Perth, Australia (PressExposure) June 17, 2009 -- The good news, according to the annual Employment Outlook for Mining released last month by the Department of Education, Employment and Workplace Relations' SkillsInfo initiative, is that over the next five years, mining employment will not reverse as severely as it increased during the boom.
Despite heavy job losses due to the global slowdown, the outlook reveals there are more people than ever employed in the mining industry.
At the height of the boom in 2006-07, there were 136,300 people employed in mining.
As at February 2009, there were 171,500 people working in the industry, with employment rising 71,000 or 70.6% over the previous five years - representing an annual growth rate of 11.3%.
Despite the onset of the global downturn in September last year, mining industry employment rose in the year to February 2009 with 26,200 new positions - the largest annual growth since 1990.
The exploration sector experienced the largest growth over the past five years with 16,600 new positions created.
The bad news is that mining industry employment is expected to decrease by around 1.5% per annum over the five years to 2013-14, compared with a 1% per annum rise in overall employment.
Metal ore mining is the sector expected to take the biggest hit, although almost a third of mining industry workers (32.3%) are employed in this area.
It is expected that the metal ore mining sector will decrease by 2.7% or 5900 positions over the next five years.
Despite the expected decrease in mining industry employment, engineers will continue to be in demand, according to Engineers Australia.
The SkillsInfo report says that there are 15,400 engineers from a range of disciplines working in Australia's mining industry.
Engineers Australia estimates that up to 70,000 engineers overall will retire by 2011, while just 45,000 engineering students are expected to graduate from Australian universities.

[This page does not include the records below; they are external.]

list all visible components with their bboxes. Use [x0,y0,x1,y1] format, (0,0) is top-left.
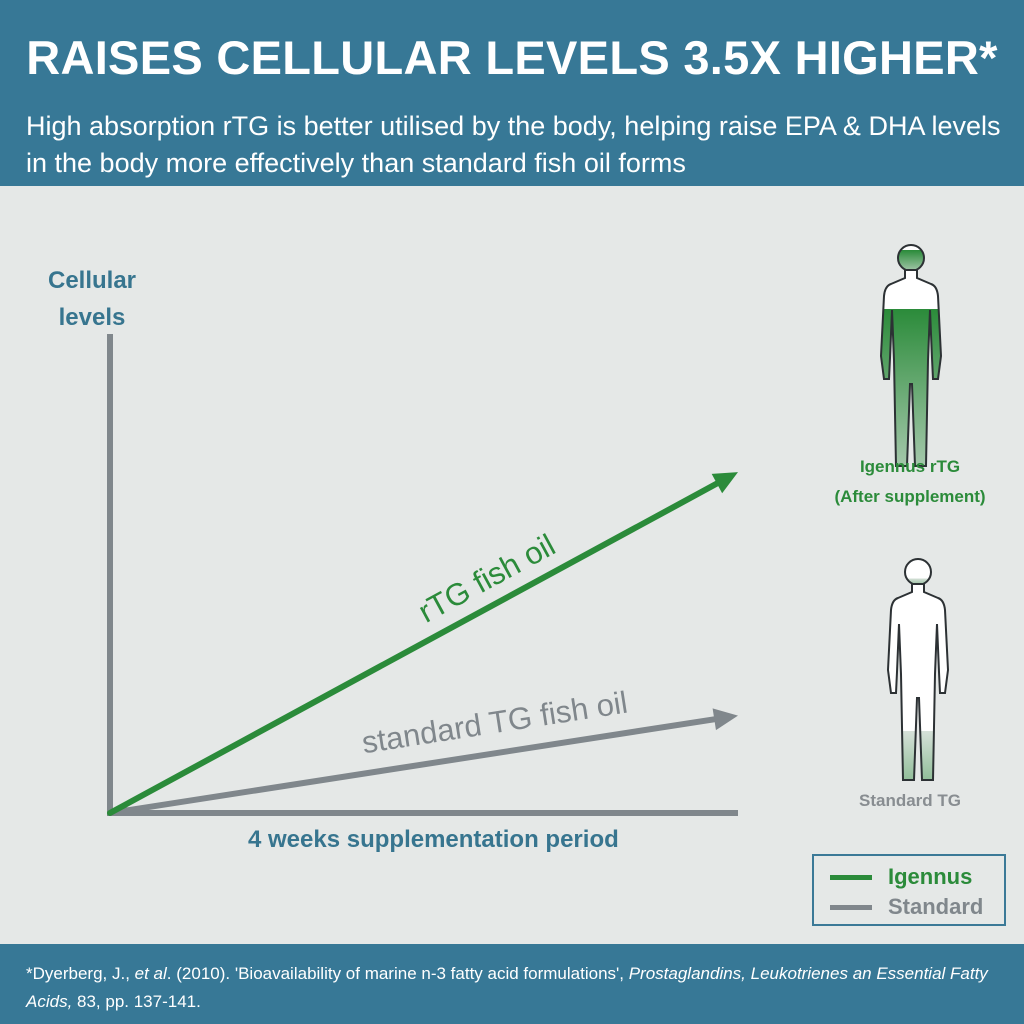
legend-swatch-standard [830,904,872,910]
legend-label-standard: Standard [888,894,984,919]
page-subtitle: High absorption rTG is better utilised b… [26,111,1001,178]
legend: Igennus Standard [812,854,1006,926]
citation-tail: 83, pp. 137-141. [72,992,201,1011]
chart-area: rTG fish oil standard TG fish oil Cellul… [0,186,1024,944]
x-axis-label: 4 weeks supplementation period [248,826,619,853]
arrowhead-standard [712,708,738,731]
figure-caption-rtg-line1: Igennus rTG [859,457,961,476]
figure-caption-rtg: Igennus rTG (After supplement) [800,452,1020,512]
header-banner: RAISES CELLULAR LEVELS 3.5X HIGHER* High… [0,0,1024,186]
arrowhead-rtg [711,472,738,494]
body-figure-standard [887,558,949,781]
body-figure-rtg [880,244,942,467]
page-title: RAISES CELLULAR LEVELS 3.5X HIGHER* [26,31,998,84]
legend-label-igennus: Igennus [888,864,973,889]
footer-banner: *Dyerberg, J., et al. (2010). 'Bioavaila… [0,944,1024,1024]
citation: *Dyerberg, J., et al. (2010). 'Bioavaila… [26,960,1006,1016]
series-line-rtg [107,480,720,816]
y-axis-label: Cellular levels [47,267,137,331]
citation-mid: . (2010). 'Bioavailability of marine n-3… [166,964,629,983]
figure-caption-standard: Standard TG [858,791,961,810]
figure-caption-rtg-line2: (After supplement) [834,487,986,506]
citation-prefix: *Dyerberg, J., [26,964,135,983]
line-chart: rTG fish oil standard TG fish oil [107,244,949,816]
citation-etal: et al [134,964,167,983]
series-label-standard: standard TG fish oil [359,685,629,761]
legend-swatch-igennus [830,874,872,880]
series-line-standard [107,716,718,816]
citation-journal: Prostaglandins, Leukotrienes an Essentia… [26,964,988,1011]
legend-item-standard: Standard [830,894,983,920]
legend-item-igennus: Igennus [830,864,972,890]
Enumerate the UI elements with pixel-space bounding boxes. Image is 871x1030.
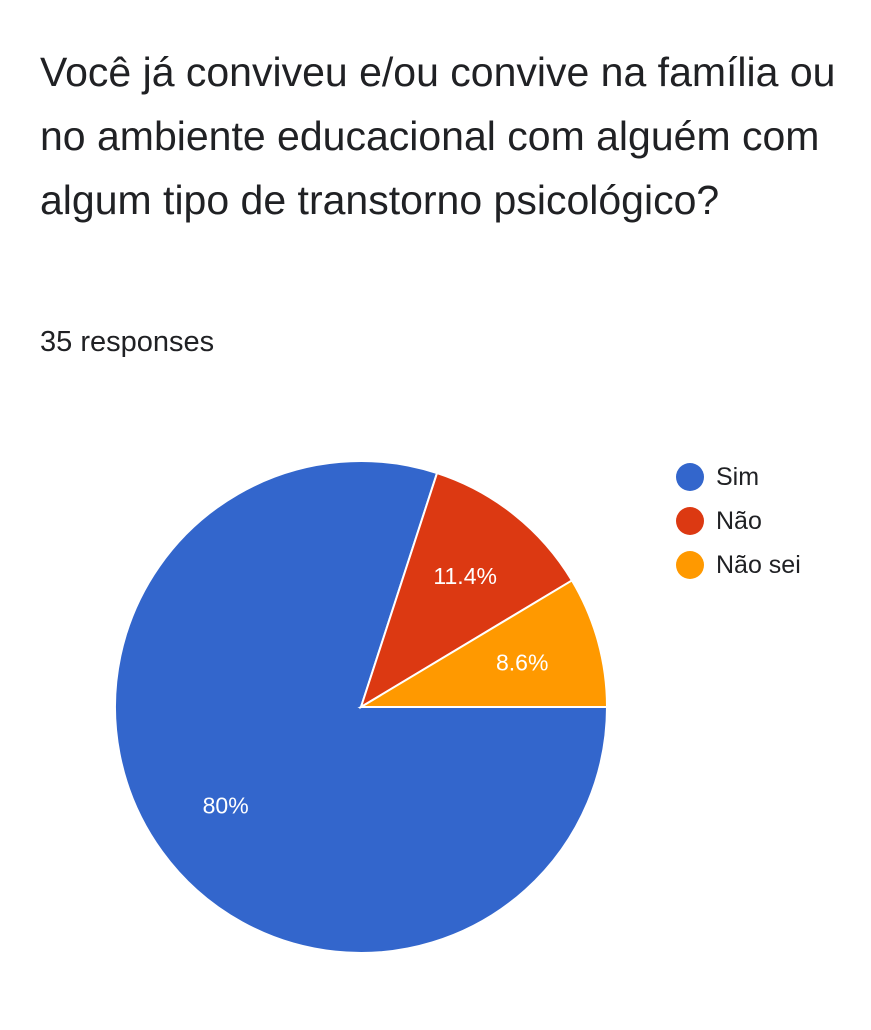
pie-slice-n-o[interactable] <box>359 471 574 710</box>
legend-item-nao[interactable]: Não <box>676 499 801 543</box>
legend-label-nao-sei: Não sei <box>716 550 801 579</box>
pie-slice-n-o-sei[interactable] <box>357 579 609 708</box>
legend-swatch-nao-sei <box>676 551 704 579</box>
question-title: Você já conviveu e/ou convive na família… <box>40 49 836 223</box>
chart-legend: Sim Não Não sei <box>676 455 801 587</box>
pie-slice-value-label: 80% <box>203 792 249 818</box>
legend-swatch-nao <box>676 507 704 535</box>
pie-slice-sim[interactable] <box>114 460 609 954</box>
response-count: 35 responses <box>40 326 215 358</box>
legend-swatch-sim <box>676 463 704 491</box>
legend-label-sim: Sim <box>716 462 760 491</box>
legend-item-sim[interactable]: Sim <box>676 455 801 499</box>
pie-slice-value-label: 8.6% <box>496 649 548 675</box>
pie-slice-value-label: 11.4% <box>433 563 497 589</box>
legend-label-nao: Não <box>716 506 762 535</box>
legend-item-nao-sei[interactable]: Não sei <box>676 543 801 587</box>
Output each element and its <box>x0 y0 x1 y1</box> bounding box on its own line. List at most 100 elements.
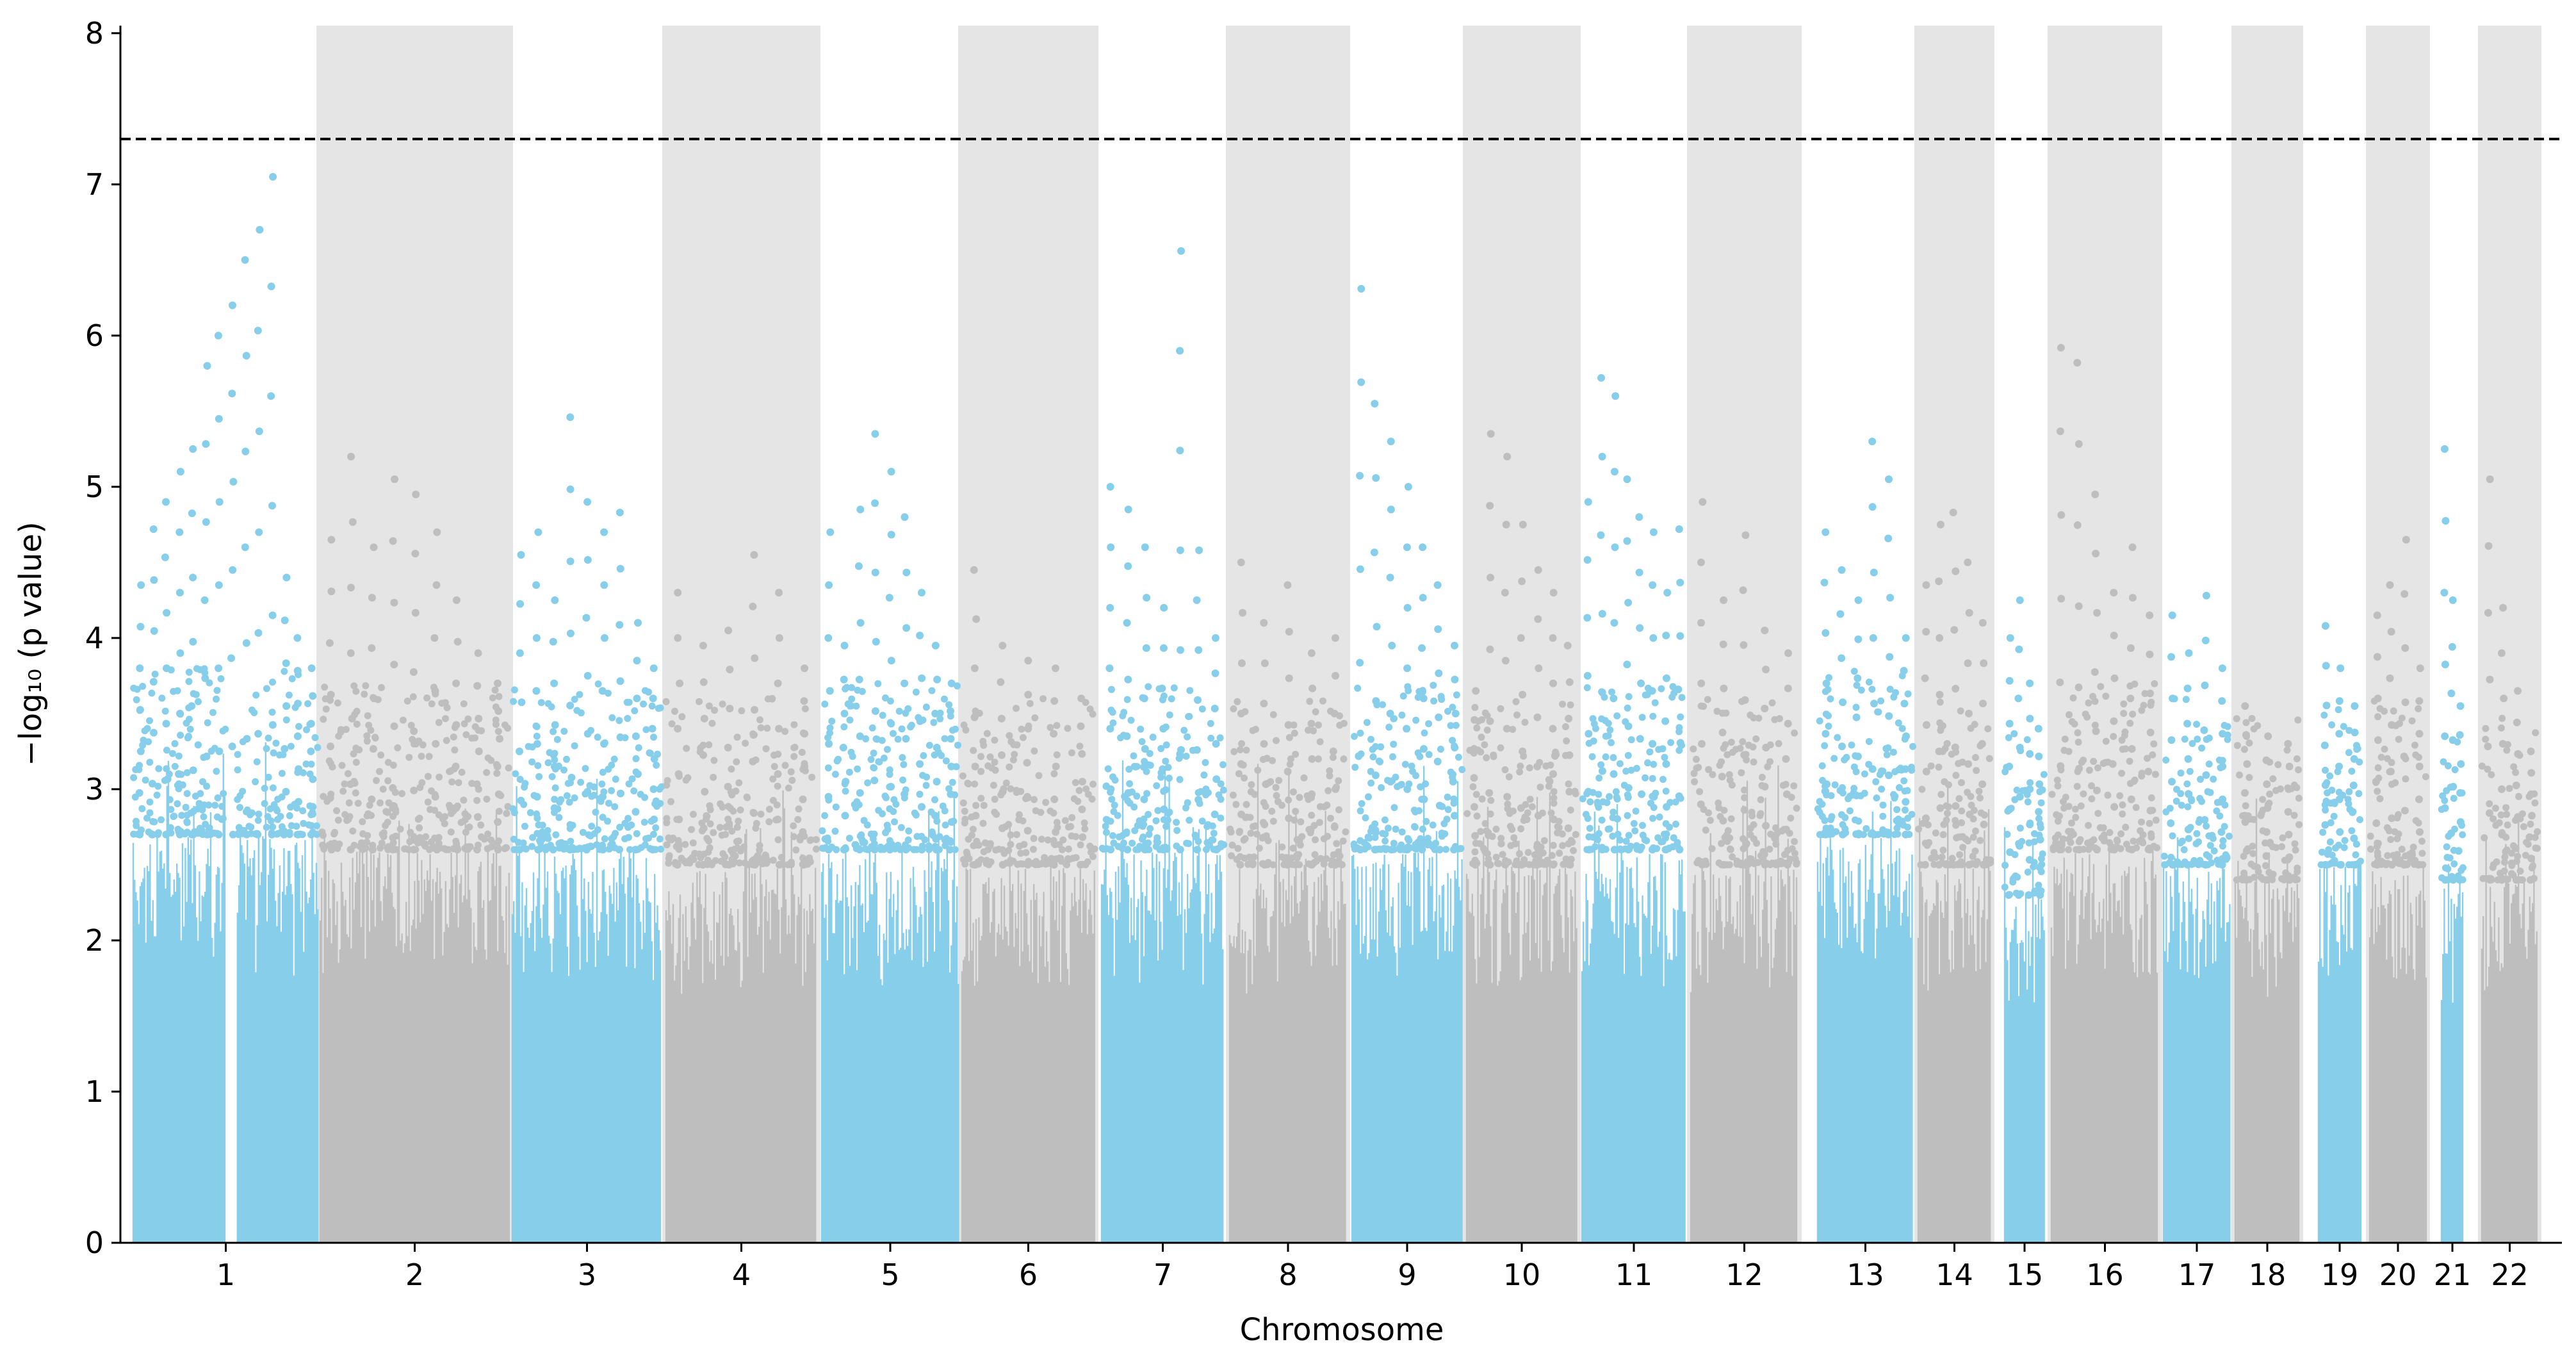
data-point <box>1959 844 1967 851</box>
data-point <box>250 709 258 716</box>
data-point <box>220 790 227 798</box>
data-point <box>1136 817 1143 824</box>
chromosome-8-body <box>1228 764 1346 1243</box>
data-point <box>255 810 263 818</box>
data-point <box>2374 787 2381 795</box>
data-point <box>1068 749 1075 757</box>
data-point <box>1638 714 1646 721</box>
data-point <box>1497 835 1505 842</box>
data-point <box>550 751 557 759</box>
data-point <box>1081 825 1089 833</box>
x-tick-label-chr-1: 1 <box>216 1258 235 1292</box>
data-point <box>1852 703 1860 711</box>
data-point <box>293 732 302 741</box>
data-point <box>1031 714 1039 721</box>
data-point <box>2192 840 2200 848</box>
data-point <box>1895 784 1903 791</box>
data-point <box>1286 760 1294 768</box>
data-point <box>2201 636 2210 644</box>
data-point <box>1739 586 1747 594</box>
data-point <box>1077 841 1084 849</box>
data-point <box>710 773 717 781</box>
peak-point <box>327 536 336 544</box>
data-point <box>567 773 576 782</box>
data-point <box>1550 816 1558 824</box>
data-point <box>1740 835 1747 842</box>
data-point <box>735 817 742 825</box>
data-point <box>564 780 572 787</box>
data-point <box>1382 837 1389 845</box>
data-point <box>2484 766 2491 773</box>
data-point <box>583 730 592 738</box>
data-point <box>1160 787 1168 795</box>
data-point <box>1572 831 1579 839</box>
data-point <box>215 830 223 839</box>
data-point <box>1184 799 1191 807</box>
data-point <box>1893 824 1901 832</box>
data-point <box>1519 691 1527 699</box>
data-point <box>1497 705 1504 712</box>
data-point <box>362 682 370 689</box>
data-point <box>2130 778 2138 785</box>
data-point <box>1649 581 1657 589</box>
data-point <box>573 707 581 714</box>
data-point <box>719 803 726 811</box>
data-point <box>2025 891 2033 899</box>
chromosome-20-points <box>2367 536 2429 1243</box>
data-point <box>352 758 360 766</box>
data-point <box>2441 876 2449 884</box>
data-point <box>890 730 897 737</box>
data-point <box>2055 846 2064 854</box>
data-point <box>2108 760 2117 768</box>
data-point <box>1050 837 1057 844</box>
data-point <box>1330 709 1339 717</box>
data-point <box>1052 762 1060 771</box>
data-point <box>1977 837 1984 844</box>
data-point <box>1854 635 1863 643</box>
peak-point <box>840 641 849 650</box>
data-point <box>1980 821 1988 828</box>
peak-point <box>1160 603 1168 612</box>
data-point <box>2010 730 2018 737</box>
data-point <box>2274 761 2282 769</box>
data-point <box>980 801 988 809</box>
data-point <box>1549 634 1557 642</box>
data-point <box>359 830 367 837</box>
y-axis-title: −log₁₀ (p value) <box>13 521 49 766</box>
data-point <box>901 679 909 687</box>
data-point <box>1617 845 1624 853</box>
peak-point <box>1635 513 1643 521</box>
data-point <box>1704 696 1711 703</box>
data-point <box>1597 761 1605 769</box>
data-point <box>785 784 792 792</box>
data-point <box>1884 830 1893 839</box>
data-point <box>2035 881 2042 889</box>
data-point <box>2221 801 2229 809</box>
data-point <box>854 562 863 570</box>
data-point <box>705 702 713 710</box>
chromosome-11-body <box>1581 804 1686 1243</box>
data-point <box>1630 820 1638 827</box>
data-point <box>856 732 864 741</box>
data-point <box>2292 876 2299 883</box>
data-point <box>756 716 763 724</box>
data-point <box>285 691 293 699</box>
data-point <box>1251 822 1259 830</box>
data-point <box>594 826 601 833</box>
data-point <box>305 821 313 829</box>
data-point <box>373 776 380 784</box>
data-point <box>551 721 559 729</box>
data-point <box>267 283 275 291</box>
data-point <box>2091 721 2099 729</box>
data-point <box>242 639 250 647</box>
data-point <box>911 809 918 817</box>
data-point <box>1952 771 1960 779</box>
data-point <box>916 632 924 639</box>
data-point <box>254 830 262 839</box>
data-point <box>169 750 176 757</box>
data-point <box>2119 746 2126 753</box>
data-point <box>2266 791 2274 798</box>
data-point <box>492 721 500 728</box>
data-point <box>1854 752 1862 760</box>
data-point <box>2244 812 2252 819</box>
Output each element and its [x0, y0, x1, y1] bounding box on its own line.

"Engineers Australia believes that the future Australian skills base will not cover retirements, let alone increased demand for engineering expertise driven by growth in the Australian economy and our transition to a climate-friendly, knowledge-based economy," the group said in a May submission to the government.
The group says that based on the 2006 census, there are around 40,000 engineers in Australia aged over 55 and that engineers tend to retire earlier than some other professions.
According to the SkillsInfo outlook, 11.5% of Australia's mining industry is aged over 55.
New research shows there may be an increasing interest in careers in the mining and engineering sectors.
University student career website GradConnection has analysed data submitted by 10,500 tertiary students and graduates, concluding that careers in mining and engineering are the second most popular choice behind accounting.
It was found that 11.2% of respondents nominated the mining and engineering fields as their chosen career.
From these students and graduates, civil or structural engineering was by far the most popular choice, with 72.1% of respondents nominating the field.
Process engineering was next with 24.6%, followed by electrical engineering (20.8%), mechatronics (18.8%), chemical (15%) and geology (7.7%).